The egg whites and cheese
5 egg whites
A pinch of salt
3/4 cup (3 ounces) coarsely grated
Swiss, or Swiss and Parmesan, cheese
Add an extra egg white to
the ones in the bowl and beat with the salt until stiff. Stir a big spoonful
(about one quarter of the egg whites) into the sauce. Stir in all but a
tablespoon of the cheese. Delicately fold in the rest of the egg whites. Be
careful not to overfold.
Baking
Turn the soufflé mixture
into the prepared mold, which should be almost three quarters full. Tap bottom
of mold lightly on the table, and smooth the surface of the soufflé with the
flat of a knife. Sprinkle the remaining cheese on top.
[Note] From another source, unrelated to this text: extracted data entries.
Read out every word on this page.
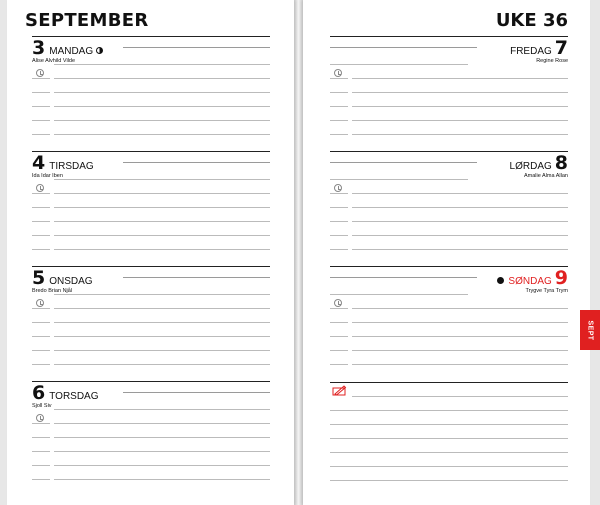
SEPTEMBER	UKE 36
3 MANDAG
Alise Alvhild Vilde
4 TIRSDAG
Ida Idar Iben
5 ONSDAG
Bredo Brian Njål
6 TORSDAG
Sjoll Siv
FREDAG 7
Regine Rose
LØRDAG 8
Amalie Alma Allan
SØNDAG 9
Trygve Tyra Trym
SEPT
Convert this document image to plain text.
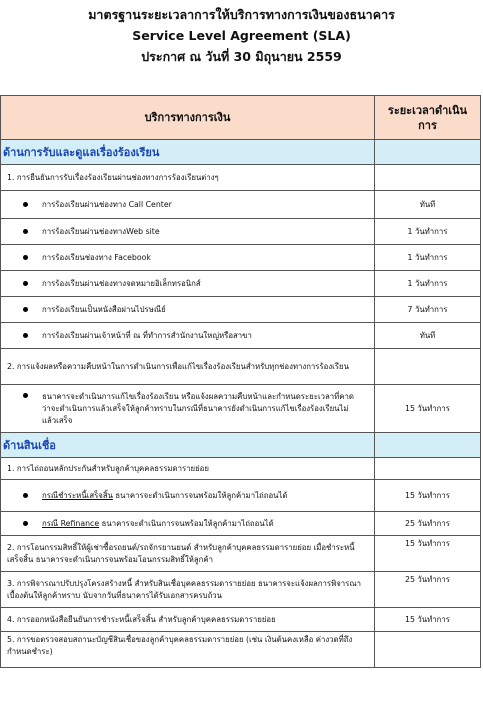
มาตรฐานระยะเวลาการให้บริการทางการเงินของธนาคาร
Service Level Agreement (SLA)
ประกาศ ณ วันที่ 30 มิถุนายน 2559
บริการทางการเงิน	ระยะเวลาดำเนินการ
ด้านการรับและดูแลเรื่องร้องเรียน	
1. การยืนยันการรับเรื่องร้องเรียนผ่านช่องทางการร้องเรียนต่างๆ	
การร้องเรียนผ่านช่องทาง Call Center	ทันที
การร้องเรียนผ่านช่องทางWeb site	1 วันทำการ
การร้องเรียนช่องทาง Facebook	1 วันทำการ
การร้องเรียนผ่านช่องทางจดหมายอิเล็กทรอนิกส์	1 วันทำการ
การร้องเรียนเป็นหนังสือผ่านไปรษณีย์	7 วันทำการ
การร้องเรียนผ่านเจ้าหน้าที่ ณ ที่ทำการสำนักงานใหญ่หรือสาขา	ทันที
2. การแจ้งผลหรือความคืบหน้าในการดำเนินการเพื่อแก้ไขเรื่องร้องเรียนสำหรับทุกช่องทางการร้องเรียน	
ธนาคารจะดำเนินการแก้ไขเรื่องร้องเรียน หรือแจ้งผลความคืบหน้าและกำหนดระยะเวลาที่คาดว่าจะดำเนินการแล้วเสร็จให้ลูกค้าทราบในกรณีที่ธนาคารยังดำเนินการแก้ไขเรื่องร้องเรียนไม่แล้วเสร็จ	15 วันทำการ
ด้านสินเชื่อ	
1. การไถ่ถอนหลักประกันสำหรับลูกค้าบุคคลธรรมดารายย่อย	
กรณีชำระหนี้เสร็จสิ้น ธนาคารจะดำเนินการจนพร้อมให้ลูกค้ามาไถ่ถอนได้	15 วันทำการ
กรณี Refinance ธนาคารจะดำเนินการจนพร้อมให้ลูกค้ามาไถ่ถอนได้	25 วันทำการ
2. การโอนกรรมสิทธิ์ให้ผู้เช่าซื้อรถยนต์/รถจักรยานยนต์ สำหรับลูกค้าบุคคลธรรมดารายย่อย เมื่อชำระหนี้เสร็จสิ้น ธนาคารจะดำเนินการจนพร้อมโอนกรรมสิทธิ์ให้ลูกค้า	15 วันทำการ
3. การพิจารณาปรับปรุงโครงสร้างหนี้ สำหรับสินเชื่อบุคคลธรรมดารายย่อย ธนาคารจะแจ้งผลการพิจารณาเบื้องต้นให้ลูกค้าทราบ นับจากวันที่ธนาคารได้รับเอกสารครบถ้วน	25 วันทำการ
4. การออกหนังสือยืนยันการชำระหนี้เสร็จสิ้น สำหรับลูกค้าบุคคลธรรมดารายย่อย	15 วันทำการ
5. การขอตรวจสอบสถานะบัญชีสินเชื่อของลูกค้าบุคคลธรรมดารายย่อย (เช่น เงินต้นคงเหลือ ค่างวดที่ถึงกำหนดชำระ)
Set on a rack in middle
level of preheated 400-degree oven and immediately turn heat down to 375. (Do
not open oven door for 20 minutes.) In 25 to 30 minutes the soufflé will have
puffed about 2 inches over the rim of the mold, and the top will be nicely
browned. Bake 4 to 5 minutes more to firm it up, then serve at once.